I wanted to get something down on the blog about attending a running seminar at Fleet Feet Old Town on Saturday morning--since I did the same thing for hearing Joe Friel speak awhile back. These events sometimes strongly influence my current thinking on exercise in general, diet, training, etc..

Matt's talk was actually amazing. Not that I thought it would suck. I'm very familiar with him and overall like his approach to almost any related topic. But I'm mostly familiar with his thoughts on triathlon since that is how I first learned about him. I read his excellent introduction to the sport then found my way to his training plans and nutrition info. And most of my experience with what he has to say about running has been the tidbits I've seen online.

He's very research based and very practical/reasonable. Which, sadly, isn't fashionable in every circle of the endurance sports world. I'm a big fan though. And you could see his style on display Saturday. He was talking about winter running, specifically, and finding motivation. But it morphed into other things as he went over about a dozen tips and ideas.

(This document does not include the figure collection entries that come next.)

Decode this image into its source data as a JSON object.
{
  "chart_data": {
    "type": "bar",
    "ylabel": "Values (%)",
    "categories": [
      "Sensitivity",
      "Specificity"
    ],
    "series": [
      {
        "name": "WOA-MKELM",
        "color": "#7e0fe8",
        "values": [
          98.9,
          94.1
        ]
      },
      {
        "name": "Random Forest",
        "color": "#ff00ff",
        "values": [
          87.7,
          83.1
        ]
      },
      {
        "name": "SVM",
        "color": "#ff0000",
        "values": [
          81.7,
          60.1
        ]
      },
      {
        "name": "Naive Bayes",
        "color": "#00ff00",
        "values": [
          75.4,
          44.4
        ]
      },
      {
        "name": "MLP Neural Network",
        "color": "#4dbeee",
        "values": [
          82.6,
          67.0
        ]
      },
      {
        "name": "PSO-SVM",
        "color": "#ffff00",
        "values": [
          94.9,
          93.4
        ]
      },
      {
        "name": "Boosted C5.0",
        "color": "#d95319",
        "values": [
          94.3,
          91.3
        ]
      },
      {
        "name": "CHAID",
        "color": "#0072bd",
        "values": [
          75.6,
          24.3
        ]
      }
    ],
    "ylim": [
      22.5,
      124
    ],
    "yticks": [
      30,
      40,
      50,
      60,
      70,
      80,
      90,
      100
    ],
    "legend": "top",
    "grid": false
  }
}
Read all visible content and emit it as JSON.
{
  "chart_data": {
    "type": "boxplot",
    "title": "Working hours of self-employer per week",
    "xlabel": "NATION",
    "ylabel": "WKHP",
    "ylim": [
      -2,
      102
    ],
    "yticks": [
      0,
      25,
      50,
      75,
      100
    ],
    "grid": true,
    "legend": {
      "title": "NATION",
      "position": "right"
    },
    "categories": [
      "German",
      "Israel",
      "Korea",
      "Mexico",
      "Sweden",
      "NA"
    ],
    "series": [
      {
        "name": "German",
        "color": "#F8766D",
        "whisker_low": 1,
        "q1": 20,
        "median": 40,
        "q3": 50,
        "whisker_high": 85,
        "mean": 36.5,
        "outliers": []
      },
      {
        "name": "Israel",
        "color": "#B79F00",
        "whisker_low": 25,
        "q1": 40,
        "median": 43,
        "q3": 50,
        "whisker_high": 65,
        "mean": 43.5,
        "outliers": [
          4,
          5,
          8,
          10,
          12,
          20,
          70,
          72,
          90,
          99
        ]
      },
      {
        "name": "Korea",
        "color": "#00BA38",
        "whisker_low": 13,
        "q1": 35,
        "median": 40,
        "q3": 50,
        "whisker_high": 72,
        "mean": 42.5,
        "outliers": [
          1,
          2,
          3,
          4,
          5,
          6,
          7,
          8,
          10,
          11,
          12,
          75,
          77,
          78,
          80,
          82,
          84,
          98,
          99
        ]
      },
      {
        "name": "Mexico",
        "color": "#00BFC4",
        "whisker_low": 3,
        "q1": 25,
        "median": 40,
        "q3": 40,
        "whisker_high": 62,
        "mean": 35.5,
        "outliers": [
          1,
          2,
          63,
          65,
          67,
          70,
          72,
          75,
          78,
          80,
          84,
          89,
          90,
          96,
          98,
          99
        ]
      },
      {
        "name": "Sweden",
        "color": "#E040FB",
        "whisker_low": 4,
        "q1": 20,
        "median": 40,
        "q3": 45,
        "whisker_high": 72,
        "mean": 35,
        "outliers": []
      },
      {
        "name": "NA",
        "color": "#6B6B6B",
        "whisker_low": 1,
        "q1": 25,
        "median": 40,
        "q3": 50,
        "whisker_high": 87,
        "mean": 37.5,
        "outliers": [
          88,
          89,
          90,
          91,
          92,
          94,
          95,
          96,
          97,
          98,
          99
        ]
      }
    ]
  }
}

In reality, it was a guided tour of brain science and a heavy dose of study-based evidence for how to improve your training and performance. He's not as data-driven as Joe Friel or a few others. The details of research into exercise science can sometimes be boring and hard to focus on so I appreciate his ability to distill down to the key concepts.

But what surprises, perhaps, is Matt's level of humor, how easy he is to relate to, the personal stories, how intelligently he can speak to a variety of skill levels...the talk did nothing to knock him off the pedestal of my endurance sports-world favorites. His talk was insightful, entertaining, and did the job of making me want to keep going despite the cold, dark days of winter.

A few of his bits of wisdom...put together a running streak, start with just 10 minutes and a short workout because something is better than nothing, do something different, eating right can help prevent the small muscle tears that cause soreness, finding the right diet is unique to individuals and nothing works for everybody, accurate workout feedback is key to performance, and you're very unlikely to reach your actual physical limit while racing/training...it's all mental.

If you have a chance, I highly recommend picking up one of his books or using one of his training plans. He's a great way to be smart about exercise and completely moderate about finding what works for you. Nope, not being paid to say nice things about Matt, just an admirer of his ability to keep the "rest of us" in shape and racing. I'd like to thank him for being around. Much appreciated!